Die Mutter hatte sich für eine Bestattung im Friedwald entschieden und ein Nutzungsrecht für einen Baum im Wert von 5.990 € erworben. Der Vater hielt diese Kosten für überhöht und argumentierte, eine günstigere Urnengrabstätte hätte ausgereicht. Das Gericht folgte dieser Argumentation jedoch nicht:

„Die Auswahl eines Baumes mit einer gewissen Stammstärke, der auch zur Trauerbewältigung dienen kann, stellt einen würdigen Ort für die Angehörigen dar“, so das Landgericht.

Auch der Umstand, dass ein Baum mehrere Urnenplätze umfasst, mache die Kosten nicht unangemessen, da Einzelbäume im Friedwald grundsätzlich immer für mehrere Urnen ausgelegt sind.

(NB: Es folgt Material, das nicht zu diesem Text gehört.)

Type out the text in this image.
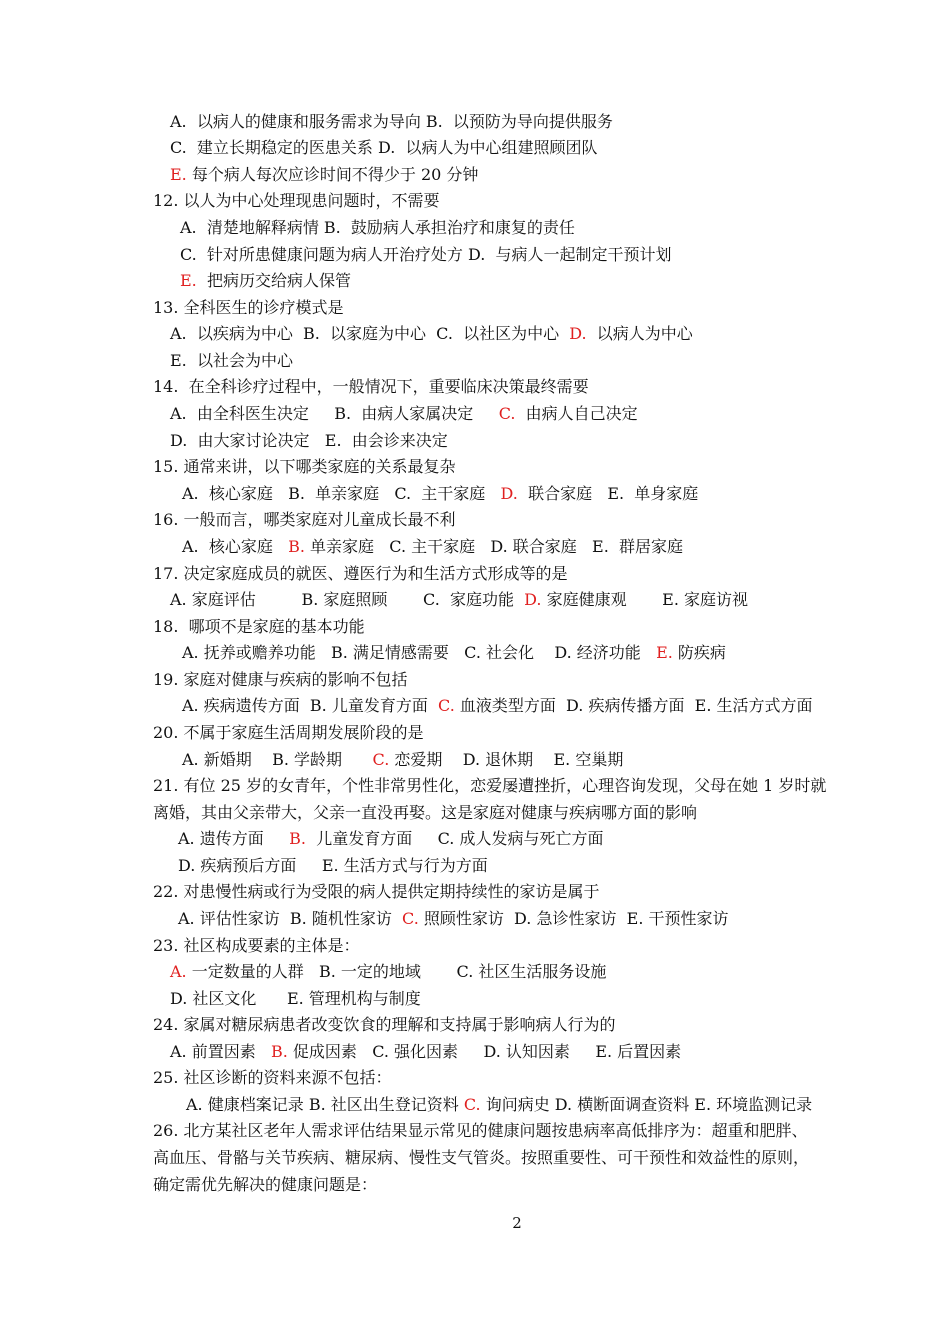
2
A.  以病人的健康和服务需求为导向 B.  以预防为导向提供服务
C.  建立长期稳定的医患关系 D.  以病人为中心组建照顾团队
E. 每个病人每次应诊时间不得少于 20 分钟
12. 以人为中心处理现患问题时，不需要
A.  清楚地解释病情 B.  鼓励病人承担治疗和康复的责任
C.  针对所患健康问题为病人开治疗处方 D.  与病人一起制定干预计划
E.  把病历交给病人保管
13. 全科医生的诊疗模式是
A.  以疾病为中心  B.  以家庭为中心  C.  以社区为中心  D.  以病人为中心
E.  以社会为中心
14.  在全科诊疗过程中，一般情况下，重要临床决策最终需要
A.  由全科医生决定     B.  由病人家属决定     C.  由病人自己决定
D.  由大家讨论决定   E.  由会诊来决定
15. 通常来讲，以下哪类家庭的关系最复杂
A.  核心家庭   B.  单亲家庭   C.  主干家庭   D.  联合家庭   E.  单身家庭
16. 一般而言，哪类家庭对儿童成长最不利
A.  核心家庭   B. 单亲家庭   C. 主干家庭   D. 联合家庭   E.  群居家庭
17. 决定家庭成员的就医、遵医行为和生活方式形成等的是
A. 家庭评估         B. 家庭照顾       C.  家庭功能  D. 家庭健康观       E. 家庭访视
18.  哪项不是家庭的基本功能
A. 抚养或赡养功能   B. 满足情感需要   C. 社会化    D. 经济功能   E. 防疾病
19. 家庭对健康与疾病的影响不包括
A. 疾病遗传方面  B. 儿童发育方面  C. 血液类型方面  D. 疾病传播方面  E. 生活方式方面
20. 不属于家庭生活周期发展阶段的是
A. 新婚期    B. 学龄期      C. 恋爱期    D. 退休期    E. 空巢期
21. 有位 25 岁的女青年，个性非常男性化，恋爱屡遭挫折，心理咨询发现，父母在她 1 岁时就
离婚，其由父亲带大，父亲一直没再娶。这是家庭对健康与疾病哪方面的影响
A. 遗传方面     B.  儿童发育方面     C. 成人发病与死亡方面
D. 疾病预后方面     E. 生活方式与行为方面
22. 对患慢性病或行为受限的病人提供定期持续性的家访是属于
A. 评估性家访  B. 随机性家访  C. 照顾性家访  D. 急诊性家访  E. 干预性家访
23. 社区构成要素的主体是：
A. 一定数量的人群   B. 一定的地域       C. 社区生活服务设施
D. 社区文化      E. 管理机构与制度
24. 家属对糖尿病患者改变饮食的理解和支持属于影响病人行为的
A. 前置因素   B. 促成因素   C. 强化因素     D. 认知因素     E. 后置因素
25. 社区诊断的资料来源不包括：
A. 健康档案记录 B. 社区出生登记资料 C. 询问病史 D. 横断面调查资料 E. 环境监测记录
26. 北方某社区老年人需求评估结果显示常见的健康问题按患病率高低排序为：超重和肥胖、
高血压、骨骼与关节疾病、糖尿病、慢性支气管炎。按照重要性、可干预性和效益性的原则，
确定需优先解决的健康问题是：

Kosten für den Sarg: Keine Pflicht zur billigsten Variante

Auch die Sargkosten in Höhe von 1.997,99 € beanstandete der Vater. Das Gericht stellte jedoch klar, dass die Mutter nicht verpflichtet war, den günstigsten Sarg zu wählen. Zum Zeitpunkt der Beerdigung stand nur ein unbehandelter Sarg zur Verfügung, der zudem Raum für persönliche Abschiedsgesten bot. Angesichts des jugendlichen Alters des Verstorbenen sei diese Wahl nicht zu beanstanden.

Erbenhaftung trotz Unterhaltspflicht – Maßstab der Lebensstellung

Die Richter führten weiter aus, dass sich die Lebensstellung des verstorbenen Sohnes von der Lebensstellung seiner Eltern ableite. Der Vater zahlte monatlich 628 € Unterhalt, was auf ein bereinigtes Nettoeinkommen von 3.500 – 3.900 € schließen lässt. Damit durfte die Mutter eine Beisetzung wählen, die sich im mittleren bis gehobenen Kostenrahmen bewegt. Eine „Billigbestattung“ sei unter diesen Umständen nicht angemessen.

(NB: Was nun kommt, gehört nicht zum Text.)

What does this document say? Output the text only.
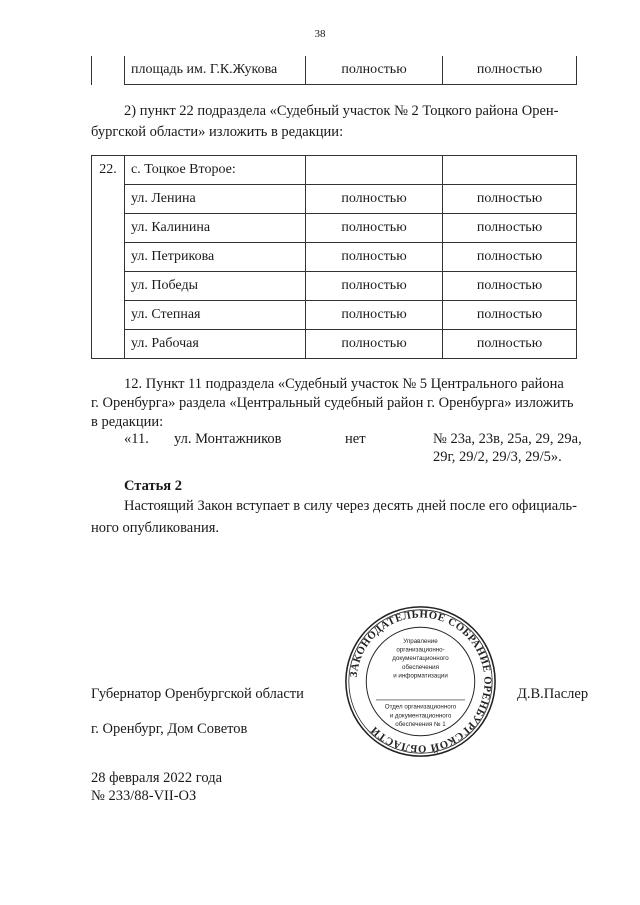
38
	площадь им. Г.К.Жукова	полностью	полностью
2) пункт 22 подраздела «Судебный участок № 2 Тоцкого района Орен-
бургской области» изложить в редакции:
22.	с. Тоцкое Второе:		
	ул. Ленина	полностью	полностью
	ул. Калинина	полностью	полностью
	ул. Петрикова	полностью	полностью
	ул. Победы	полностью	полностью
	ул. Степная	полностью	полностью
	ул. Рабочая	полностью	полностью
12. Пункт 11 подраздела «Судебный участок № 5 Центрального района
г. Оренбурга» раздела «Центральный судебный район г. Оренбурга» изложить
в редакции:
«11. ул. Монтажников	нет	№ 23а, 23в, 25а, 29, 29а,
29г, 29/2, 29/3, 29/5».
Статья 2
Настоящий Закон вступает в силу через десять дней после его официаль-
ного опубликования.
ЗАКОНОДАТЕЛЬНОЕ СОБРАНИЕ ОРЕНБУРГСКОЙ ОБЛАСТИ
Управление
организационно-
документационного
обеспечения
и информатизации
Отдел организационного
и документационного
обеспечения № 1
Губернатор Оренбургской области	Д.В.Паслер
г. Оренбург, Дом Советов
28 февраля 2022 года
№ 233/88-VII-ОЗ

Fazit: Keine Reduzierung der Beerdigungskosten – Berufung erfolglos

Das Gericht wies die Berufung des Vaters vollständig zurück. Die Mutter durfte die Bestattung ihres Sohnes würdevoll und den Umständen entsprechend gestalten. Der Vater musste die Hälfte der tatsächlich angefallenen Kosten tragen.
Eltern, die als Erben nach ihrem verstorbenen Kind in Betracht kommen, haften auch dann für die Beerdigungskosten, wenn sie getrennt leben. Maßgeblich sind die Würde des Verstorbenen, die Lebensverhältnisse der Familie und nicht der günstigste Preis.

Tipp:

Angemessenheit prüfen: Nur notwendige und standesgemäße Beerdigungskosten sind erstattungsfähig.

Fristen wahren: Eine Erbausschlagung muss innerhalb von sechs Wochen erfolgen, sonst haften Sie als Erbe.

Nachweise sichern: Rechnungen und Zahlungsbelege sorgfältig aufbewahren, um Ansprüche belegen zu können.